DBW COMMUNICATION srl, based in Rome, since 2000 provides audiovisual and innovative services for filming and tv, aerial drones and HD OB-Vans including a 3D one.
This company is a founding member of the 3D STEREOSCOPIC GROUP consortium.
Stefano Rebecchi of DBW Communication describes some typical problems related to 3D.
"All the video materials video created for stereoscopic 3D viewing are subject to a very strict quality control.
The first correction is on the image: the two lenses are never completely identical and therefore produce differences in focus, and depth of field; this produces a vision out of phase between the two eyes, potentially causing serious eye problems, at times.
Other problems arise from the cameras that produce images slightly higher one from the other. A difference of only 1mm sometimes produces many discrepancies in the proportions from the height of the same subject in a long shot. It is the of vertical parallax issue: the brain couples these two images that do not coincide, creating problems.
Many other problems are related to language, for example, the "violation of the stereoscopic window."
In a 3D image the perimeter of the screen is a window through which we look at the scene.
The "stereographer" is the professional who determines the spatial positioning of objects: on the bottom of the screen or in the frontal plane, or they leave it and get closer to the viewer.

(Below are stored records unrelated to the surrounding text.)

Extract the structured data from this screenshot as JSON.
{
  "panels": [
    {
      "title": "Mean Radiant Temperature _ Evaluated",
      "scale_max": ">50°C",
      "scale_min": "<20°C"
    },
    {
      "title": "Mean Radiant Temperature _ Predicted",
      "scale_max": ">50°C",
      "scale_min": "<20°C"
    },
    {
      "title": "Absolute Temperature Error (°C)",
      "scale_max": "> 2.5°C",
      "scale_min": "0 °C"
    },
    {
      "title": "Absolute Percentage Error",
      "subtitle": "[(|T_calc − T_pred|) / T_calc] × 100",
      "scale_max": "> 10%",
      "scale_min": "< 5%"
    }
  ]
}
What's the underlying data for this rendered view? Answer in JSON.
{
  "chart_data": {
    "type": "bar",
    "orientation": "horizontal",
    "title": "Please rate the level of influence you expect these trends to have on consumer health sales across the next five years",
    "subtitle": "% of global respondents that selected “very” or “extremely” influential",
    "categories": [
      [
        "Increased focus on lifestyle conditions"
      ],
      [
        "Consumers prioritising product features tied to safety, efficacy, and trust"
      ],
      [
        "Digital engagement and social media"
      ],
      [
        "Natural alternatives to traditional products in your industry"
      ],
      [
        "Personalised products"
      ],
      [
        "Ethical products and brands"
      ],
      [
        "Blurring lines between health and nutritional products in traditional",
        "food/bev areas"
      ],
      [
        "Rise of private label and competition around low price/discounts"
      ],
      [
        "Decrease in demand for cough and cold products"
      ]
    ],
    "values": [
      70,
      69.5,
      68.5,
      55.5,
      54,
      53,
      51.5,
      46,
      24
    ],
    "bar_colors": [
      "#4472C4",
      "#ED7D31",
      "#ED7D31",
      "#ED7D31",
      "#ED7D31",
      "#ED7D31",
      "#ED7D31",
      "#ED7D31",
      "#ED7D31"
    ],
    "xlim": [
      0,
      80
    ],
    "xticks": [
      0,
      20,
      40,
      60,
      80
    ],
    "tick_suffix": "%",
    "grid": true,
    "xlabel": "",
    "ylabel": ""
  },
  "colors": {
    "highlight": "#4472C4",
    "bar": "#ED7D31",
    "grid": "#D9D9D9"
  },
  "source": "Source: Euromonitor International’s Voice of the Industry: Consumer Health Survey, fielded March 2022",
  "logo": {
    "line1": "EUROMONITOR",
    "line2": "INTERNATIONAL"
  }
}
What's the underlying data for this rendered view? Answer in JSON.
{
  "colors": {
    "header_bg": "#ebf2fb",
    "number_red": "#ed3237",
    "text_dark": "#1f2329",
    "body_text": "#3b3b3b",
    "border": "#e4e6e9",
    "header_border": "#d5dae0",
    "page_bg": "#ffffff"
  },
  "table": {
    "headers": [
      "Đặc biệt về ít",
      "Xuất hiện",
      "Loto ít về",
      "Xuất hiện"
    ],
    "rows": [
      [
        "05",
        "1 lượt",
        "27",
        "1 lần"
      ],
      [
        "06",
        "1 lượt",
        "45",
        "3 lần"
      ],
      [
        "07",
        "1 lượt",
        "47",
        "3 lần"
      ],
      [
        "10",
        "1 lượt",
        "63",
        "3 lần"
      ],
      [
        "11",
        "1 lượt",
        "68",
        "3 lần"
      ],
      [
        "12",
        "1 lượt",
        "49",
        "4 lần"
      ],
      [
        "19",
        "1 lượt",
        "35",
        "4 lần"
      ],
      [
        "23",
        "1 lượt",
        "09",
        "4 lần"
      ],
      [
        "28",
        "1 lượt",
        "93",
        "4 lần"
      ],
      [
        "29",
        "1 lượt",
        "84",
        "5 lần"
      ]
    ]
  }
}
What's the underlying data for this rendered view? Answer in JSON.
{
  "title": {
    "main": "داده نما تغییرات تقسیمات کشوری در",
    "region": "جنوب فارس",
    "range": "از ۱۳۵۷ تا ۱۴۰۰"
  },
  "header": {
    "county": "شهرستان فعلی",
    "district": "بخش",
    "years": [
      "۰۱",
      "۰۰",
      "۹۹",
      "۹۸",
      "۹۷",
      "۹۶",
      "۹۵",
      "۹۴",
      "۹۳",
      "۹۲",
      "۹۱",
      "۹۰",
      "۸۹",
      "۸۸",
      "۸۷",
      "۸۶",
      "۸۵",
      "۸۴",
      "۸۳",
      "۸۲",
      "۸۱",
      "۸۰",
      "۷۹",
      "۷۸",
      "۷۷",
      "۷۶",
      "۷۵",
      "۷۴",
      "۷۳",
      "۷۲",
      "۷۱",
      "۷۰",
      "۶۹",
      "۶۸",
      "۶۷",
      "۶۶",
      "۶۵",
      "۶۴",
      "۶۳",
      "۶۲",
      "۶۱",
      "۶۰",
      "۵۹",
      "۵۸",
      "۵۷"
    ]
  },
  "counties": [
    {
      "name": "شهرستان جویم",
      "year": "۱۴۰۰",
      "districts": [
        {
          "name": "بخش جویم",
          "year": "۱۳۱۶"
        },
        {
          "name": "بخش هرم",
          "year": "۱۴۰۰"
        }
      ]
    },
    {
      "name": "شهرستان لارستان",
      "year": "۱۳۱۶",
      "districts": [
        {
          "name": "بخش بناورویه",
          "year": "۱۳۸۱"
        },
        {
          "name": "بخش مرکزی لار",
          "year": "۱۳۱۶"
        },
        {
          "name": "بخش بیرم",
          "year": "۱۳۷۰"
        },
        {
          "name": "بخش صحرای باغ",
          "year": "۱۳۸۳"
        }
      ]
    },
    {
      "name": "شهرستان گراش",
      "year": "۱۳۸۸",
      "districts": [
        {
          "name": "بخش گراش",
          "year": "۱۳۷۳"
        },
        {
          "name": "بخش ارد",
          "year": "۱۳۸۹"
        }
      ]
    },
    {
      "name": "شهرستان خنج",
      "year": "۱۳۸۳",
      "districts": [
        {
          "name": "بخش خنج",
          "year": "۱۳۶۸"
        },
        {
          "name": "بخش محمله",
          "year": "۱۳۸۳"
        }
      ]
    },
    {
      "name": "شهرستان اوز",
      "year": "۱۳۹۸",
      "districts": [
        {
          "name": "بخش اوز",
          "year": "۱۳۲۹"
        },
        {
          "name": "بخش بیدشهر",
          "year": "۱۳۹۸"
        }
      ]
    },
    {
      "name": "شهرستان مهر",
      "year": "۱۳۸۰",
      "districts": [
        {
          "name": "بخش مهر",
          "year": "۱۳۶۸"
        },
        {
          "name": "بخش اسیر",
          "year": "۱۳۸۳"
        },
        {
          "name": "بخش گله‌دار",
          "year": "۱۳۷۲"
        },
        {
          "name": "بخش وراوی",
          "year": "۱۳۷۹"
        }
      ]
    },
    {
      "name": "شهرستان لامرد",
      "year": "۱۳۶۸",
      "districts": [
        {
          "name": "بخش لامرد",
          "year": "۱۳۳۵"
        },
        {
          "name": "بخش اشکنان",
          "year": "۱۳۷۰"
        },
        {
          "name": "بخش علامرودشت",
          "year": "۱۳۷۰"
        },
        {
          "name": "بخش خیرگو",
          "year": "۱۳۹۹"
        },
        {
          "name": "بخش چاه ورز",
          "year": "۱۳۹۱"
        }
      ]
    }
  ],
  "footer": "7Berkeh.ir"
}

But sometimes, for example, in a medium shot of a man his face comes out of the natural boundary of the screen while the body remains inside unnaturally. The optical perspective paradox creates a scene beyond our normal understanding of people and objects.
A first control in a film is global as a whole by the stereographer.
If any doubt remains, an objective "stereoscopic processor" by Sony or 3ality comes into action.
However, there are cases where the violation of the stereoscopic window is intentional and justified because it is "author style".
When shooting in 3D on TV, as in sports, there are cuts which correspond to the positions of the many cameras on field, always double for each position. DBW Communication is able to manage simultaneously up to 26 HDTV cameras for filming in 3D-HD through the use of 13 stereoscopic motorized rigs. All functions of the Rigs, as well as those of the cameras, are controlled in real time by a series of C-Motion high precision motors.
The cameras are connected via fiber optics to the studio and equipped with high-precision motors that receive control information from the director.
Each camera has its own very expensive dedicated processor. A professional specialist - or "convergence puller" - controls the processor and performs the continuous corrections of convergence.
Sometimes, in sports, some 2DHD signals are converted in 3D and integrated with the rest of the production with a three frames delay.
The two factors that determine the 3D effect are the distance between the lenses - trying to repeat the distance between the eyes, and the point at which the eyes are crossed - which represents the convergence.
In a typical 3D football game shooting the feeling of depth is -sometimes- recreated so much higher than that the viewer sitting in the same position of cameras would have.
The lenses of the cameras are placed farthest away voluntarily on the rig at a distance greater than the actual between the pupils and in some cases even more than 70 cm. Thus the information between the two virtual eyes differ a lot and the 3D effect is much emphasized.”